The existing 150-year-old Baltimore & Potomac Tunnel is about 1.4 miles long, consists of three small tunnels connected by short openings, and runs southwest and west out of Penn Station through the Bolton Hill, Madison Park, Sandtown-Winchester and Upton neighborhoods. According to Amtrak, the tunnel has water damage and a sinking floor, and forces trains to slow to no more than 30 mph, causing frequent delays.

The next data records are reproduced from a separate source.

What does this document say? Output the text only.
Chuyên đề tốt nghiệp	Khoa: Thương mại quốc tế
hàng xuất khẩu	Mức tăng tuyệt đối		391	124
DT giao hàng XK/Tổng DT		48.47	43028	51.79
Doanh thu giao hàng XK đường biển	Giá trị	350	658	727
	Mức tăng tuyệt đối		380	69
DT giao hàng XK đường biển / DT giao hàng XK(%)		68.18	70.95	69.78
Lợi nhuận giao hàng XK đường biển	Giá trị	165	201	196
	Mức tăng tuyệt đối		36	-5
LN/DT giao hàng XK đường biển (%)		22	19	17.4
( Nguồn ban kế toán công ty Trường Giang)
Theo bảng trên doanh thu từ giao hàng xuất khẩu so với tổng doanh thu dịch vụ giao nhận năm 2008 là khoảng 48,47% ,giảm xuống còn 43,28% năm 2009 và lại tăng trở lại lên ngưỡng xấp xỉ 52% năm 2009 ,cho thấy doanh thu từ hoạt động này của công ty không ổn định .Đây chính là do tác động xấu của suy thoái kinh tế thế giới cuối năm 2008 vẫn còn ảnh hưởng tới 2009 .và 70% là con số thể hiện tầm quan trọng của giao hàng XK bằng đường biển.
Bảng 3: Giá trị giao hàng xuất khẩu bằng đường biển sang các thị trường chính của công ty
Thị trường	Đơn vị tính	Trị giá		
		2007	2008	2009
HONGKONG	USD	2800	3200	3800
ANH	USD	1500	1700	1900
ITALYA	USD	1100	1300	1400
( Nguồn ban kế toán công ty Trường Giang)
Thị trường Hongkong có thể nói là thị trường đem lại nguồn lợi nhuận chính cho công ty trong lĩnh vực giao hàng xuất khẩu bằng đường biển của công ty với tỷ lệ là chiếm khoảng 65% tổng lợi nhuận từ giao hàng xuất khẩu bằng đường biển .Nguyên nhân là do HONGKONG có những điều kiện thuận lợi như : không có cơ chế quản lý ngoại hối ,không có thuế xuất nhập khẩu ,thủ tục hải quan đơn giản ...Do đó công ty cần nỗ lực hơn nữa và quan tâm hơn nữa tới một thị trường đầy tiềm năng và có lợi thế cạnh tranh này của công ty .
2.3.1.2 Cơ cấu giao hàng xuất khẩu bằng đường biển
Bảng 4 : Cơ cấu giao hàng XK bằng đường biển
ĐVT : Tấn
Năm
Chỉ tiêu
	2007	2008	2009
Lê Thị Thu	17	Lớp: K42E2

The new $6 billion tunnel would be 3.7 miles and head northwest and west out of Penn Station through the Reservoir Hill, Penn North, Sandtown-Winchester, Bridgeview/Greenlawn, Midtown-Edmondson and Penrose/Fayette neighborhoods before meeting existing tracks west of Maryland Route 1. Earlier this year, Amtrak filed lawsuits in federal court to acquire a handful of residential and commercial properties in the 2000 block of West Lanvale Street through eminent domain, near where the proposed tunnel would exit. Work on tracks and drainage started last year, tunnel boring is planned to start in 2026, and the project is scheduled to be finished in 2035, according to Amtrak.

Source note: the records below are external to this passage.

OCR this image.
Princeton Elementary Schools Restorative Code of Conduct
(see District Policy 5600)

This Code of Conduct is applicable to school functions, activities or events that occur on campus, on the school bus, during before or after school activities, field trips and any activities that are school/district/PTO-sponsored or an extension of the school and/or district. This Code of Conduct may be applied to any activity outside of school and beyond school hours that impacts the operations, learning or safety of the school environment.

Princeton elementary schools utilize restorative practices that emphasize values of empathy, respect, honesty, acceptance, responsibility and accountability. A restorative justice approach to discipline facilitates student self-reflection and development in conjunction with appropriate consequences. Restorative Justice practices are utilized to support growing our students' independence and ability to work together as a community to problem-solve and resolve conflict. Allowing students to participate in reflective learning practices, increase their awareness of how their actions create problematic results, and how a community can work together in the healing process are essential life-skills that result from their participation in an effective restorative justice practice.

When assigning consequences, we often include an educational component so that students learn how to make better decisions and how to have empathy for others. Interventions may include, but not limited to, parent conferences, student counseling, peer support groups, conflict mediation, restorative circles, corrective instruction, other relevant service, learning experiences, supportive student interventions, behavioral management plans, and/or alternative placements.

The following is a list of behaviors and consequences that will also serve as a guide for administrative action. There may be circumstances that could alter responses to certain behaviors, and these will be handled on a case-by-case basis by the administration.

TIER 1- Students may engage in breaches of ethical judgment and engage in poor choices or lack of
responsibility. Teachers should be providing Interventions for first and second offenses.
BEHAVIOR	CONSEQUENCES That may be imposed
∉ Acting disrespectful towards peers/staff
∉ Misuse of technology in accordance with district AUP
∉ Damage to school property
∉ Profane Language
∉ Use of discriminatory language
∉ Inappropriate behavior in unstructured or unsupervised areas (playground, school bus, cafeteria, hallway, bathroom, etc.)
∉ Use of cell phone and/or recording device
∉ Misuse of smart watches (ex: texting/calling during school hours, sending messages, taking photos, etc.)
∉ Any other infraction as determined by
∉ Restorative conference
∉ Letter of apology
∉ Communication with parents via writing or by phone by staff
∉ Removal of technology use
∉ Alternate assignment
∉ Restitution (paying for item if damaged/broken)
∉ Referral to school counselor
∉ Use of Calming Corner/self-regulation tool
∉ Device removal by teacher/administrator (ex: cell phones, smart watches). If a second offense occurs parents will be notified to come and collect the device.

According to a “record of decision” from 2017, when the Federal Railroad Administration signed off on the project, a “no-build” option to use the site of the existing tunnel was dismissed for not reducing travel time. The three finalist routes Amtrak considered all curved north to pass through the Reservoir Hill, Penn North, Sandtown-Winchester, Bridgeview/Greenlawn, Midtown-Edmondson and Penrose/Fayette neighborhoods.

On Wednesday night, residents questioned why a more direct route was not selected.

“The shortest distance between two points is a straight line. That route that is going through our neighborhoods is inequitable,” Reservoir Hill resident Angel St. Jean said at the meeting.

According to the document, the selected route “would have substantial beneficial impacts on transportation that outweigh the physical impacts of constructing the [route]”.

The civil rights complaint claims that construction would disproportionately harm Black and low-income communities and that Amtrak has not done enough to gather community feedback. At Mount Royal Elementary School in Bolton Hill on Wednesday night, Amtrak officials spent most of the two-hour meeting talking about the windows, landscaping and other aesthetics of three new ventilation facilities.

Odessa Phillip, a contracted spokesperson who ran the meeting for Amtrak, asked attendees to download a smartphone app and vote on different color choices or other exterior details.

“If you prefer the bay window option, the color preference choices would be black charcoal, cream or olive green,” Phillip said to increasingly gasps and groans over an hour into the meeting.

Residents pushed back, raising concerns about pollution from the ventilation systems as well as freight trains running below their homes carrying hazardous materials.

“It feels as though our voices are being muzzled,” St. Jean told Phillip during a question-and-answer session. “We’re going through these designs and being asked to weigh in on designs when our actual concerns are not being addressed. I don’t care about the windows.”

Residents are especially concerned about a ventilation facility directly across from Dorothy I. Height Elementary School in Reservoir Hill. An Amtrak consultant said Wednesday night that the facility would be operated only during an emergency such as a fire.

“We’re talking about an emergency that will never happen,” an Amtrak consultant said at the meeting.

“Oh, it will happen,” said Joan Pullian, a 20-year resident of Reservoir Hill said.

According to Amtrak, emissions associated with the ventilation facilities will not violate air quality standards established by the Environmental Protection Agency.

Amtrak officials reiterated Wednesday that the Frederick Douglass Tunnel is for electrified passenger trains. The current Baltimore & Potomac Tunnel does handle freight from Norfolk Southern Railway, and according to the record-of-decision document signed by a Federal Railroad Administration associate administrator, freight is not out of the question for the new tunnel.

“The Project has been designed not to preclude freight traffic through the tunnels, including double-stack freight,” the document reads.

“One, we would like a commitment of no freight under our home. Two, we don’t want a ventilation facility across the street from a school, and three, we would rather have a more equitable route for the tunnel,” St. Jean said.

Amtrak is hosting meetings about the project bimonthly . The next virtual meeting is scheduled for July 1 and the next in-person one is July 10.